I have a Byte comparison failing in Oxygene that was really confusing me. The byte being read in is a paragraph marker in MacRoman encoding, byte value 166. I was reading this into a Byte, which displayed in the debugger as -90 due to the signing issue. I created a byte var to represent the paragraph marker
const kParagraphMarker = chr(166); // actually defined elsewhere in codebase
var paragraphMarker := Byte(kParagraphMarker);
This also displays in the debugger as -90, but when I do a comparison (aByte = paragraphMarker) the comparison fails. I tried casting to Char and one was 166 while the other was 65k. When I cast to Integer both are 166.
It occurred to me that this could be something similar to Java’s primitive wrappers, where int is a primitive and Integer is a wrapper object for it, so the = operator is actually a reference comparison rather than a value comparison, which may fail unpredictably due to internal caching mechanisms. So I tried aByte.equals(paragraphMarker) and it worked correctly.

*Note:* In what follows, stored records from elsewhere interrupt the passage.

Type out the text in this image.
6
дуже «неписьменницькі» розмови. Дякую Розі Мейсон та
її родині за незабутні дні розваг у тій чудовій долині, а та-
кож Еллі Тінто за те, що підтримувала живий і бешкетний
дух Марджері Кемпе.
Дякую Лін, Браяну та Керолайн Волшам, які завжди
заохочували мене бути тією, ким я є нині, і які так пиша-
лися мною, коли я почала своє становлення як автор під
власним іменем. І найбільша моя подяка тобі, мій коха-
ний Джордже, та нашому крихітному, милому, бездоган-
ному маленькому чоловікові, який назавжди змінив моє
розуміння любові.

I have byte comparisons throughout my codebase that use the = operator. These operations previously worked and now do not. Is this an intended change? If so, is there a way around it without having to find and change all of my byte comparisons using the = operator? (I have many, many of these in my codebase as there are a lot of low-level text/char operations)
Hm, could you create asnall testcase that shows this (ideally with just number literals, no actual file reading)?
its n to an intended change, but Java is weird, in that “byte” is our own unsigned type, but “java.lang.Byte” is unsigned, so depending on whats exactly in scope where, this could cause confusion. I’d like to have the compiler team have a look at concrete case where this happens…
The -90 is what it shows in the debugger when I inspect them. I didn’t actually try to print if that’s what you mean, so the inspection could be an unrelated bug.